To wander off-topic a little: in the two stories the Herald-Sun has run to date on the departures from The Bounce, the first – on March 31st – said that line producer Rachel Miller and four writers were “dumped” by McKenna because “the former Rove people were critical of McKenna’s decision-making”, despite his aforementioned extensive live talk show experience from the black & white era. The story also said they were dumped because they “had trouble adapting to the more family-friendly comedy content of The Bounce compared to Rove and The White Room”. So presumably by “family-friendly” they meant “funny”.

Anyway, in the second story – on April 4 – writer Jason Marion responded, saying the writers had quit because their position on the show had become untenable after Miller was “driven out” by management. It seems that they had “no confidence” in new boss and “close friend” of McKenna, Pip Mushin and so left in dribs and drabs over the next few days. Interestingly, Marion says “we all worked really well with Pete” – just not so well that they felt they could stick around to continue working “really well” with Helliar once Miller left.

These aren’t set designers or camera operators: these are the people who write – wrote – Helliar’s jokes for him. Just how much input or control does he have over what goes to air when his writing staff walk out on the show (according to the Herald-Sun, “Seven spokeswoman Susan Wood confirmed no staff had been sacked”) while he stays behind? How much did they bring to his on-air persona? Did he ask any of them to stay?

Behind those questions lies the real answer to why Helliar was hired for this gig in the first place. As far as the bigwigs at Seven are concerned, it doesn’t matter that Helliar’s stunk up the place with every high-profile hosting gig he’s ever had: like everyone else without the title “executive producer” in front of their name, he’s just a very small cog in a very big machine.
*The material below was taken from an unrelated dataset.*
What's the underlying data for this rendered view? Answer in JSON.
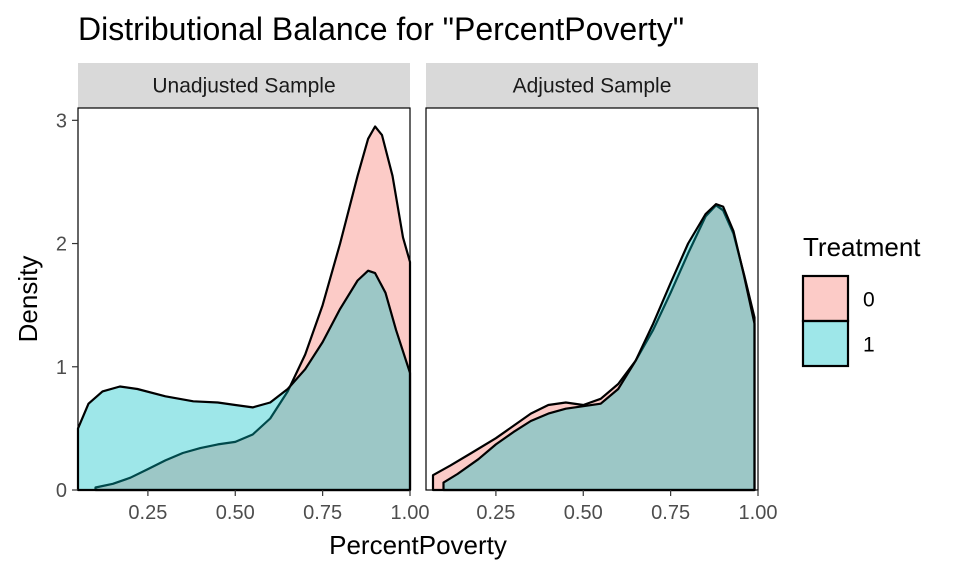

As far as they’re concerned, Helliar brings nothing to the job apart from a bland, mildly likable, vaguely footy-related persona. Whatever went wrong in the past doesn’t matter, because everything else is provided by the boys in the backroom. If they get it wrong one week there’ll be a new team out the back the next. And the next. Until they get it right. Footy is a team sport after all, and while Seven has proven time and time and time again over the last decade that they don’t know shit about comedy, they do seem to know a little bit about footy. It’s the one with the oval ball, right?